The mail room staff, maybe one of the most under-acknowledged groups of student workers, deals with a bit more than you’d think. From live bugs to giant packages, their job entails some unique actions down in the basement of the Student Union.
“It’s never a dull moment,” says sophomore Courtney Henson of her job in the mail room. Fellow sophomore Brent Fugate shares this sentiment, adding that the large mail room staff usually stays consistently busy during their hours. Both Henson and Fugate are in their second year as mail room employees, having started at some point during their first year at Capital.

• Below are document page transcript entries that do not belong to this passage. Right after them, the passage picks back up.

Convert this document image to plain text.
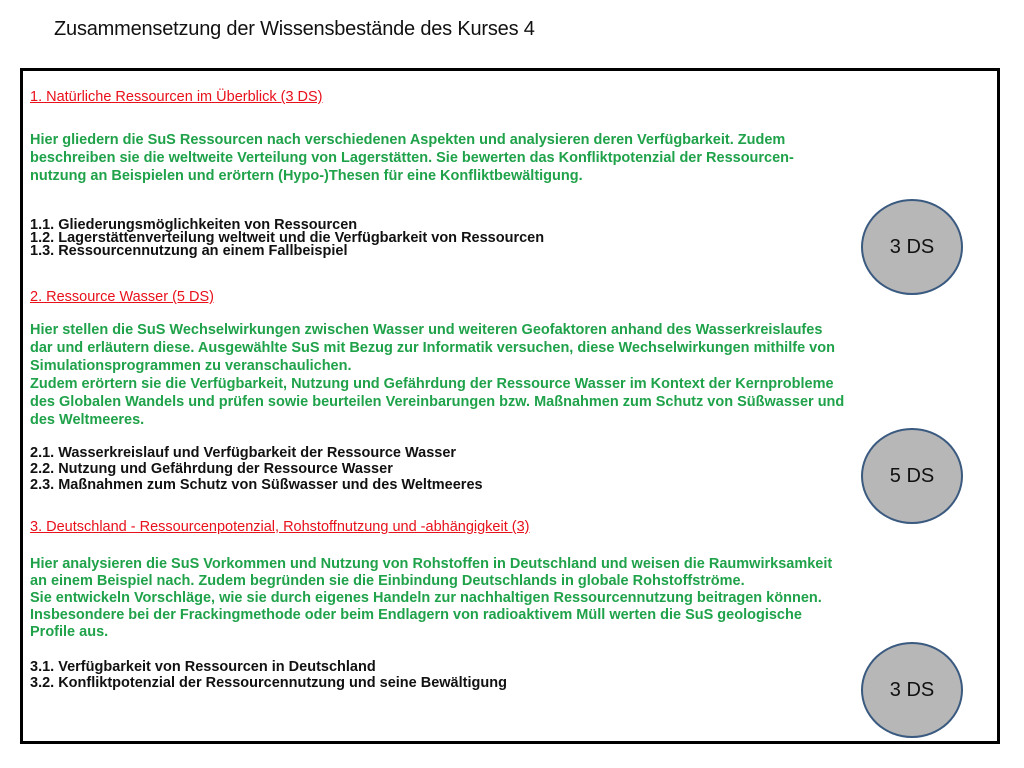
Zusammensetzung der Wissensbestände des Kurses 4

1. Natürliche Ressourcen im Überblick (3 DS)

Hier gliedern die SuS Ressourcen nach verschiedenen Aspekten und analysieren deren Verfügbarkeit. Zudem
beschreiben sie die weltweite Verteilung von Lagerstätten. Sie bewerten das Konfliktpotenzial der Ressourcen-
nutzung an Beispielen und erörtern (Hypo-)Thesen für eine Konfliktbewältigung.

1.1. Gliederungsmöglichkeiten von Ressourcen
1.2. Lagerstättenverteilung weltweit und die Verfügbarkeit von Ressourcen
1.3. Ressourcennutzung an einem Fallbeispiel	3 DS

2. Ressource Wasser (5 DS)

Hier stellen die SuS Wechselwirkungen zwischen Wasser und weiteren Geofaktoren anhand des Wasserkreislaufes
dar und erläutern diese. Ausgewählte SuS mit Bezug zur Informatik versuchen, diese Wechselwirkungen mithilfe von
Simulationsprogrammen zu veranschaulichen.
Zudem erörtern sie die Verfügbarkeit, Nutzung und Gefährdung der Ressource Wasser im Kontext der Kernprobleme
des Globalen Wandels und prüfen sowie beurteilen Vereinbarungen bzw. Maßnahmen zum Schutz von Süßwasser und
des Weltmeeres.

2.1. Wasserkreislauf und Verfügbarkeit der Ressource Wasser
2.2. Nutzung und Gefährdung der Ressource Wasser
2.3. Maßnahmen zum Schutz von Süßwasser und des Weltmeeres	5 DS

3. Deutschland - Ressourcenpotenzial, Rohstoffnutzung und -abhängigkeit (3)

Hier analysieren die SuS Vorkommen und Nutzung von Rohstoffen in Deutschland und weisen die Raumwirksamkeit
an einem Beispiel nach. Zudem begründen sie die Einbindung Deutschlands in globale Rohstoffströme.
Sie entwickeln Vorschläge, wie sie durch eigenes Handeln zur nachhaltigen Ressourcennutzung beitragen können.
Insbesondere bei der Frackingmethode oder beim Endlagern von radioaktivem Müll werten die SuS geologische
Profile aus.

3.1. Verfügbarkeit von Ressourcen in Deutschland
3.2. Konfliktpotenzial der Ressourcennutzung und seine Bewältigung	3 DS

Fugate says that day-to-day operations follow a fairly consistent schedule. During the morning shift, employees gather incoming mail from the United States Postal Service and private shipping companies such as UPS and FedEx, and sort them alphabetically by students’ last names. Employees are also interacting with students picking up packages while the sorting takes place.
Afternoons are primarily for delivering the mail around campus, on what Henson calls the “main run.” Mail is delivered to every building on campus except the residence halls, and additionally, many departments receive their own mail. Fugate says that nearly every office in Yochum Hall gets their own mail as well.
Just because the weather turns cold does not mean that the mail service stops, or even slows down in the slightest. Deliveries are still made no matter the conditions outside, although both Fugate and Henson say that there is a van that is sometimes utilized in case of extreme cold or snow.
As you might have expected, both Fugate and Henson have seen some strange items come through Capital’s mail room.
“Most everything is in boxes so [we] don’t know exactly what it is,” says Fugate. “But sometimes you can … still tell by the box.”
Henson recalls gaming chairs, toilets, lawn mowers, and on one occasion, an entire deck. Heavy and cumbersome items always seem to stick in the minds of those who have to move them.
“We had a 60-pound box of cat litter come through one time,” says Fugate. “That was interesting … ”
Fugate also mentioned projector screens for classrooms as a difficult item. Both Fugate and Henson remember multiple instances upon which boxes of live crickets would come through, meant to feed the reptiles in Battelle Hall’s biology labs.
Although every campus job has its own elements that are only seen by employees, few compare to the balance of essential work and experience that is the mail room.